Amazon S3 has been suffing a major outage this morning.  The outage has been at the worldwide servers of Amazon's S3 Simple Storage Solution offering that powers certain file storage and file delivery elements of the Magnify.net service.

Amazon S3 Service advisories over the past two hours alerted us to a problem, and we have been working with our development team to keep track of the problem , and to remove some of the dependencies that have impacted our pages during Amazon's outage:

Here is the link to the Amazon S3 service status page:

http://status.aws.amazon.com/

Here's the historic information about the Service from earlier today:

9:06 AM PDT We are currently experiencing elevated error rates with S3. We are investigating.
9:27 AM PDT We're investigating an issue affecting requests. We'll continue to post updates here.
9:48 AM PDT Just wanted to provide an update that we are currently pursuing several paths of corrective action.
10:13 AM PDT We are continuing to pursue corrective action.
10:33 AM PDT A quick update that we believe this is an issue with the communication between several Amazon S3 internal components.
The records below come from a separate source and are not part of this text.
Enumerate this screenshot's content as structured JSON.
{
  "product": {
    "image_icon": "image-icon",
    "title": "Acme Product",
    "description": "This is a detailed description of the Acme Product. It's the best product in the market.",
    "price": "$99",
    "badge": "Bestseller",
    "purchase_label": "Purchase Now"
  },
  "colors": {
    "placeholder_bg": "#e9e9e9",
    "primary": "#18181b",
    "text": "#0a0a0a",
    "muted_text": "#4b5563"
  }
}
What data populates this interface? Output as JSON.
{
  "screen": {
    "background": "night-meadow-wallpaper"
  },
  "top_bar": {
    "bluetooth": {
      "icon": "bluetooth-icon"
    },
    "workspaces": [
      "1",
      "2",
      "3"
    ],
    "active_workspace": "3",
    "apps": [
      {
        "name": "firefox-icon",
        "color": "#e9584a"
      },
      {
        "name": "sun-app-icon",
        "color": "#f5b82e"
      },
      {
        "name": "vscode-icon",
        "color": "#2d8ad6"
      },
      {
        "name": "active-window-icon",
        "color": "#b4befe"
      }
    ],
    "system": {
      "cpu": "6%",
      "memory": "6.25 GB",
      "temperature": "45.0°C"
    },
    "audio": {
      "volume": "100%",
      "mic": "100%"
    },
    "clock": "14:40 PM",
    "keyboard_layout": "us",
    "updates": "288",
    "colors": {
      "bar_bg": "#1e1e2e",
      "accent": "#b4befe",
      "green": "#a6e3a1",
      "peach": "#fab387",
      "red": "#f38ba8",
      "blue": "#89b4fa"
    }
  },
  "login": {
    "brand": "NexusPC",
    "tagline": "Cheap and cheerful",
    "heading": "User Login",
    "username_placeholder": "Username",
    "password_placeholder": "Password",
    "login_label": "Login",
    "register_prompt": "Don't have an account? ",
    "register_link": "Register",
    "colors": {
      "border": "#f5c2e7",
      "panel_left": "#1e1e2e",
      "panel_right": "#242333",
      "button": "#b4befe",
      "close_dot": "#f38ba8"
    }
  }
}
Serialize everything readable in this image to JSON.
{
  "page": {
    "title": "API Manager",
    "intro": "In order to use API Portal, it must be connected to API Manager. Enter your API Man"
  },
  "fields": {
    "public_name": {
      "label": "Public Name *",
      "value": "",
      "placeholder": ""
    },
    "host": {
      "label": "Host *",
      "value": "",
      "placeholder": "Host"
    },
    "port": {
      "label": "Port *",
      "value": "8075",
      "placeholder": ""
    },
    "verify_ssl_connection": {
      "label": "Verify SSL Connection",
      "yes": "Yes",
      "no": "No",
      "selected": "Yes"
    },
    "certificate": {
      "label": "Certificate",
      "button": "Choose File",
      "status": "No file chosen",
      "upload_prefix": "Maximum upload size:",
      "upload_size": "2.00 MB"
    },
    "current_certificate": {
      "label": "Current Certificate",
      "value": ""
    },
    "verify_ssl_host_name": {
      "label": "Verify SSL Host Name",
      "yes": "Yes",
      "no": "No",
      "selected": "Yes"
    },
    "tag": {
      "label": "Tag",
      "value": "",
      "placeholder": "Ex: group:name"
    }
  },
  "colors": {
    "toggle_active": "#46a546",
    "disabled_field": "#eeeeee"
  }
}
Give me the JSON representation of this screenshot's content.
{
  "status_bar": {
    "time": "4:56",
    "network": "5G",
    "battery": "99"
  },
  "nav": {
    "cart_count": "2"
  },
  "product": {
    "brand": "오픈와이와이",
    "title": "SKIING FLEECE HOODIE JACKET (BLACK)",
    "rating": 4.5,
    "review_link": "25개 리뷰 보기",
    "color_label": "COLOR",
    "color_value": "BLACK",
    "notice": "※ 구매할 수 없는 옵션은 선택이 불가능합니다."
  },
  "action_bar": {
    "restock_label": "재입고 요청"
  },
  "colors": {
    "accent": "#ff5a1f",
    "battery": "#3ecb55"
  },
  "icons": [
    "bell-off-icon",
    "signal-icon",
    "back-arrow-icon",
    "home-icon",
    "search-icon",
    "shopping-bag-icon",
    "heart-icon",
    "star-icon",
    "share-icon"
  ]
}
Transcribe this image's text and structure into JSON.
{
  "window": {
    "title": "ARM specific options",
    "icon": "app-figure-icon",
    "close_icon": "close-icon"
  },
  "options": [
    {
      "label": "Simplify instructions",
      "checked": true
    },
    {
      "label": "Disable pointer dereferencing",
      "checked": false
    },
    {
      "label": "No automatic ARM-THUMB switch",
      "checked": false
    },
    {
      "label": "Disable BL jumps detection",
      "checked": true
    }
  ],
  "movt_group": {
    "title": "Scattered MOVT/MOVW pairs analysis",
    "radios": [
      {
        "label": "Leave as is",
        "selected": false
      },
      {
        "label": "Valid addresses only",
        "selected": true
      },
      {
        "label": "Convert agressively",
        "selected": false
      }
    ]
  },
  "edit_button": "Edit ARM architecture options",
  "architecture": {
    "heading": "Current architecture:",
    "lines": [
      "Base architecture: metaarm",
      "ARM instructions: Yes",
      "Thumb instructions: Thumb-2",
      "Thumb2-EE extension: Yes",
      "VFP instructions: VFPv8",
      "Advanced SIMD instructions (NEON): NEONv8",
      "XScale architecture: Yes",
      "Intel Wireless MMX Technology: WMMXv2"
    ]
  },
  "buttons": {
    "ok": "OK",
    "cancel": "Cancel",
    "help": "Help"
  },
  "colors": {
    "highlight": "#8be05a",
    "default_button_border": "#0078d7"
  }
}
We do not have an ETA at this time but will continue to keep you updated.
11:02 AM PDT We're currently in the process of testing a potential solution.
11:23 AM PDT Testing is still in progress. We're working very hard to restore service to our customers.
11:46 AM PDT We are still in the process of testing a series of configuration changes aimed at bringing the service back online.
12:06 PM PDT We have now restored communication between a small subset of hosts. We are working on restoring internal communication across the rest of the fleet. Once communication is fully restored, then we will work to restore request processing.

Here are other sevices dealing with the outage as well:

http://smugmug.wordpress.com/2008/07/20/amazon-s3-outage-causes-smugmug-outage/
http://blog.slideshare.net/2008/07/20/amazon-web-services-outage-effecting-slidesharenet/
http://donaldkelly.co.uk/20/07/2008/images-offline/

We expect that there will be an investigation into the outtage once the source of the problem has been discovered. We will explore with our Amazon reps their plans to address this - and will keep you posted as to our plans regarding the overall reliability of Amazon as a service provider to Magnify.net and our valued partners and customers.